Historisch gesehen hat die Verschränkung von Pornographie und Satire Tradition. Darin schreibt sich Jessica Jurassica mit der «verbotensten Frucht» ein: Wenn man neben die sexuellen Aktivitäten blickt, findet man an satirischer Kritik nämlich viel. Diese zielt jedoch nicht auf den Bundesrat, sondern viel eher auf die Medien ab. Alain Berset zu sexualisieren führt vielmehr zu seiner Humanisierung und führt damit eine Nivellierung zwischen mächtigem Mann und dem Volk herbei. Jurassica nutzt ihre Sprache und ihr Schreiben, um an dieser Machtstruktur zu kratzen. So geht es dem Text also keinesfalls darum, den Bundesrat durch den Dreck zu ziehen. Das respektvolle Miteinander beeindruckt. Melissa und André begegnen sich auf Augenhöhe, beide haben sie vollgepackte Lebensläufe, machen ihren Job gut. Weder nützt André seine Machtposition aus, noch macht Melissa aus der Geschichte eine ‹Story›. Die Höflichkeit und der Respekt, mit denen Jurassicas Figuren einander begegnen, widerspiegelt sich denn auch in der Art und Weise, in der die Figuren konzipiert sind. So legt Jurassica gerade mit André Béret eine empathische, reflektierte Figur an. Als Höhepunkt des respektvollen Gestus erscheint hier die Bondage-Szene auf dem Dach des Bundeshauses: einvernehmliche Unterwerfung pur.

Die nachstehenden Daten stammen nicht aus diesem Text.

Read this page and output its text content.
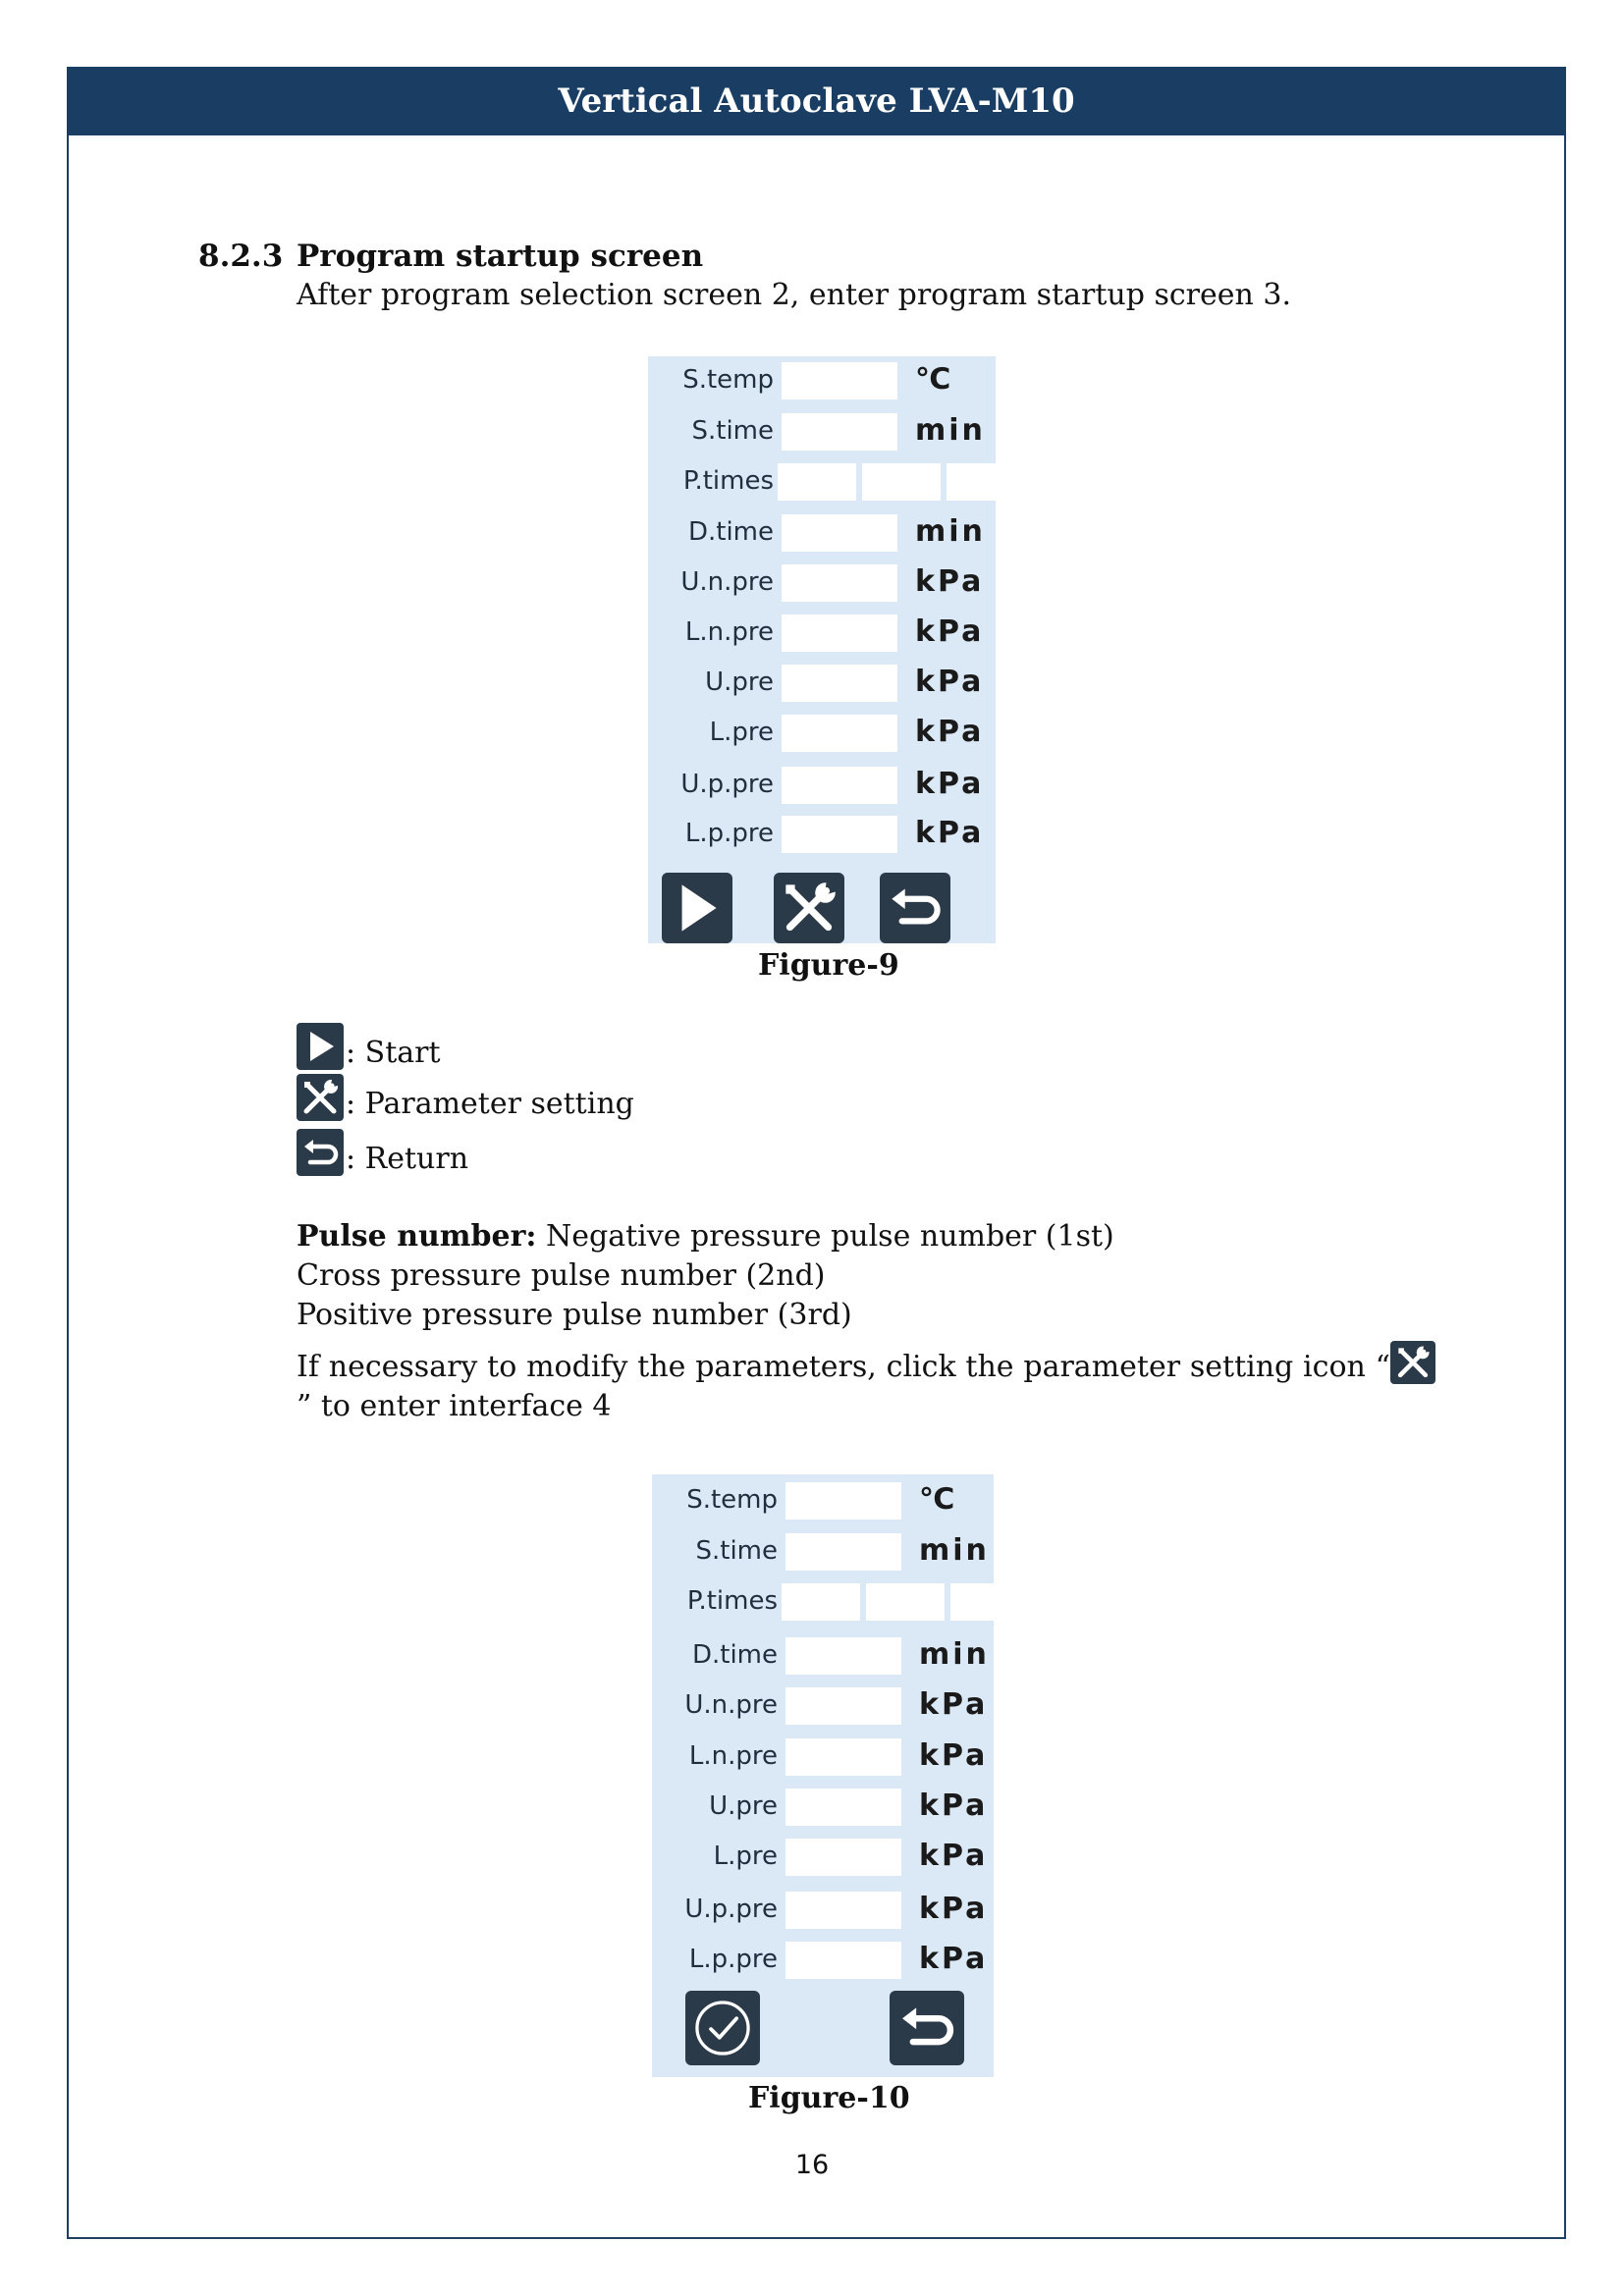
Vertical Autoclave LVA-M10
8.2.3 Program startup screen
After program selection screen 2, enter program startup screen 3.
S.temp	℃
S.time	min
P.times
D.time	min
U.n.pre	kPa
L.n.pre	kPa
U.pre	kPa
L.pre	kPa
U.p.pre	kPa
L.p.pre	kPa
Figure-9
: Start
: Parameter setting
: Return
Pulse number: Negative pressure pulse number (1st)
Cross pressure pulse number (2nd)
Positive pressure pulse number (3rd)
If necessary to modify the parameters, click the parameter setting icon “
” to enter interface 4
S.temp	℃
S.time	min
P.times
D.time	min
U.n.pre	kPa
L.n.pre	kPa
U.pre	kPa
L.pre	kPa
U.p.pre	kPa
L.p.pre	kPa
Figure-10
16
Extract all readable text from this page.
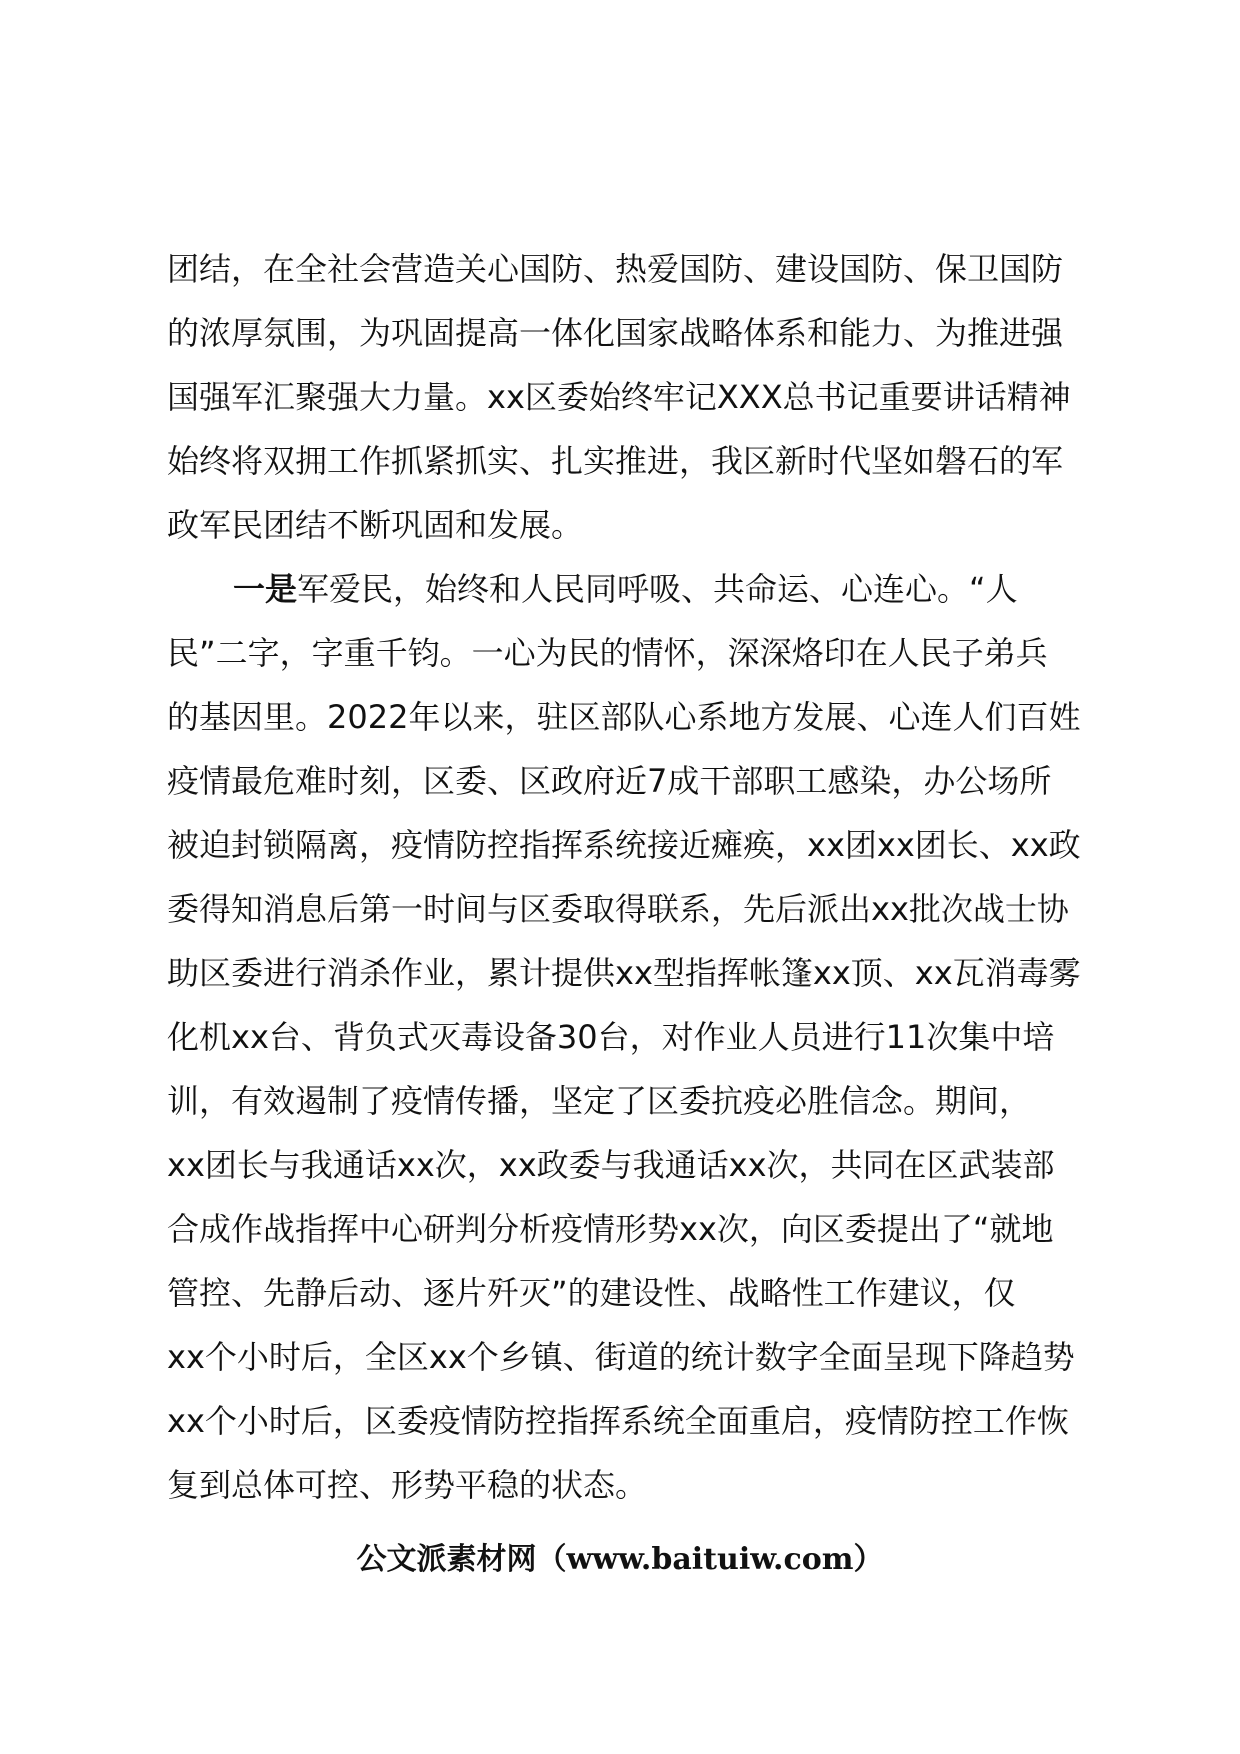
团结，在全社会营造关心国防、热爱国防、建设国防、保卫国防
的浓厚氛围，为巩固提高一体化国家战略体系和能力、为推进强
国强军汇聚强大力量。xx区委始终牢记XXX总书记重要讲话精神
始终将双拥工作抓紧抓实、扎实推进，我区新时代坚如磐石的军
政军民团结不断巩固和发展。
一是军爱民，始终和人民同呼吸、共命运、心连心。“人
民”二字，字重千钧。一心为民的情怀，深深烙印在人民子弟兵
的基因里。2022年以来，驻区部队心系地方发展、心连人们百姓
疫情最危难时刻，区委、区政府近7成干部职工感染，办公场所
被迫封锁隔离，疫情防控指挥系统接近瘫痪，xx团xx团长、xx政
委得知消息后第一时间与区委取得联系，先后派出xx批次战士协
助区委进行消杀作业，累计提供xx型指挥帐篷xx顶、xx瓦消毒雾
化机xx台、背负式灭毒设备30台，对作业人员进行11次集中培
训，有效遏制了疫情传播，坚定了区委抗疫必胜信念。期间，
xx团长与我通话xx次，xx政委与我通话xx次，共同在区武装部
合成作战指挥中心研判分析疫情形势xx次，向区委提出了“就地
管控、先静后动、逐片歼灭”的建设性、战略性工作建议，仅
xx个小时后，全区xx个乡镇、街道的统计数字全面呈现下降趋势
xx个小时后，区委疫情防控指挥系统全面重启，疫情防控工作恢
复到总体可控、形势平稳的状态。
公文派素材网（www.baituiw.com）
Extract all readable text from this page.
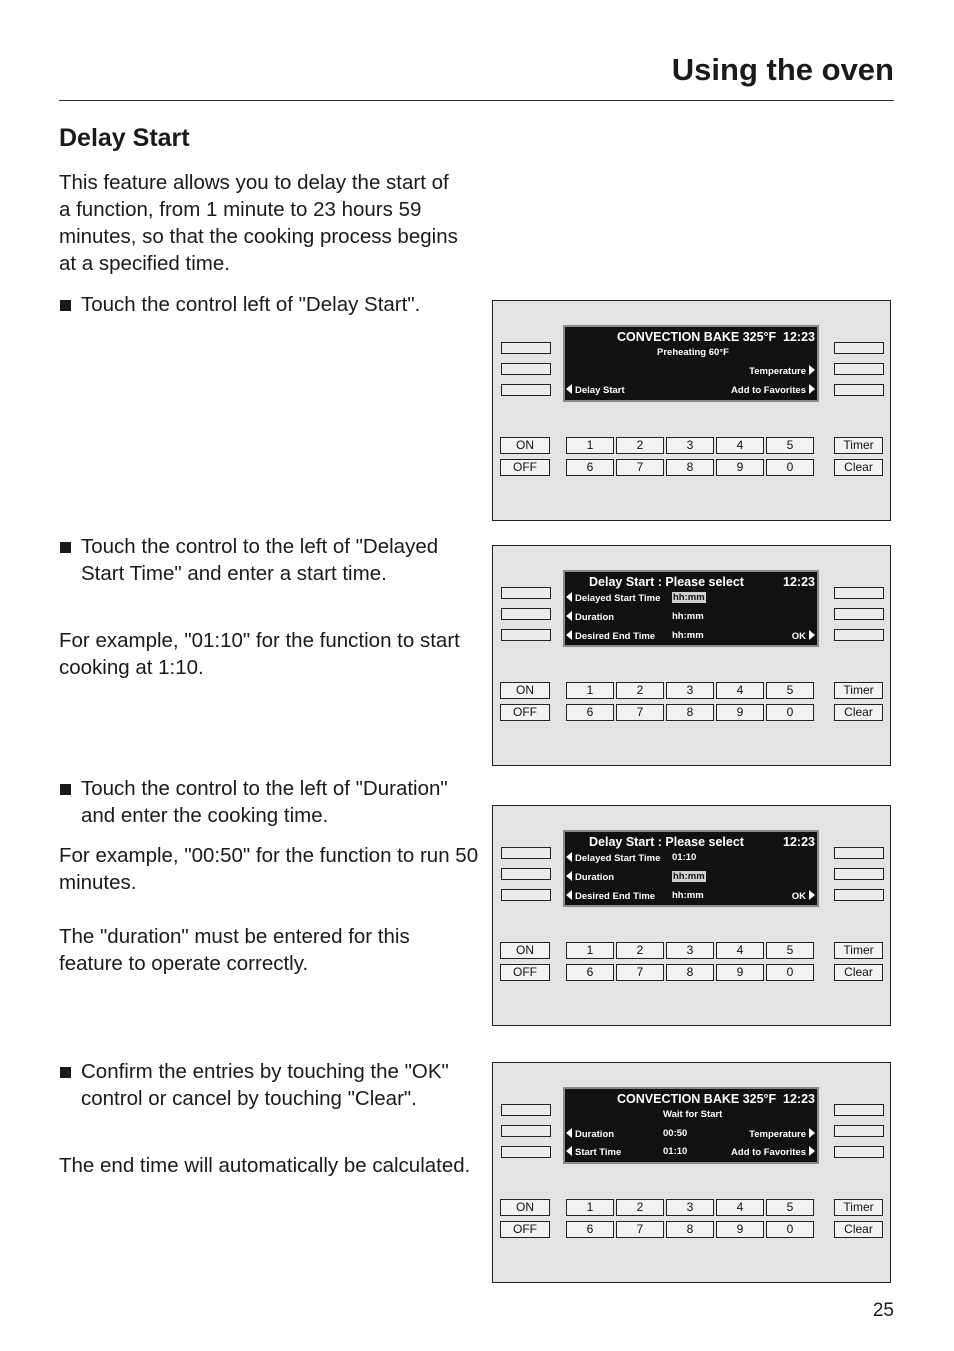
Using the oven
Delay Start
This feature allows you to delay the start of a function, from 1 minute to 23 hours 59 minutes, so that the cooking process begins at a specified time.
Touch the control left of "Delay Start".
Touch the control to the left of "Delayed Start Time" and enter a start time.
For example, "01:10" for the function to start cooking at 1:10.
Touch the control to the left of "Duration" and enter the cooking time.
For example, "00:50" for the function to run 50 minutes.
The "duration" must be entered for this feature to operate correctly.
Confirm the entries by touching the "OK" control or cancel by touching "Clear".
The end time will automatically be calculated.
CONVECTION BAKE 325°F 12:23
Preheating 60°F
Temperature
Delay Start	Add to Favorites
ON
OFF
1	2	3	4	5
6	7	8	9	0
Timer
Clear
Delay Start : Please select	12:23
Delayed Start Time hh:mm
Duration	hh:mm
Desired End Time hh:mm	OK
ON
OFF
1	2	3	4	5
6	7	8	9	0
Timer
Clear
Delay Start : Please select	12:23
Delayed Start Time 01:10
Duration	hh:mm
Desired End Time hh:mm	OK
ON
OFF
1	2	3	4	5
6	7	8	9	0
Timer
Clear
CONVECTION BAKE 325°F 12:23
Wait for Start
Duration	00:50	Temperature
Start Time	01:10	Add to Favorites
ON
OFF
1	2	3	4	5
6	7	8	9	0
Timer
Clear
25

Mit Die verbotenste Frucht im Bundeshaus holt Jessica Jurassica die Erotik in die Mitte der Schweizer Literaturlandschaft. Ihre eindeutige Sprache ist unverblümt, humorvoll und direkt, verschränkt Pandemievokabular und Sex mit Eidgenössischen Werten. Es wird gefickt, aber mit Respekt. Vielmehr als zu provozieren, führt Jurassica also vor, wie konsensbasierte, höfliche Pornoliteratur geht. Und dies tut dem Lesevergnügen keinesfalls einen Abbruch – im Gegenteil.

 

Jessica Jurassica: Die verbotenste Frucht im Bundeshaus. 64 Seiten. Zürich: lectorbooks 2022, ca. 12 Franken.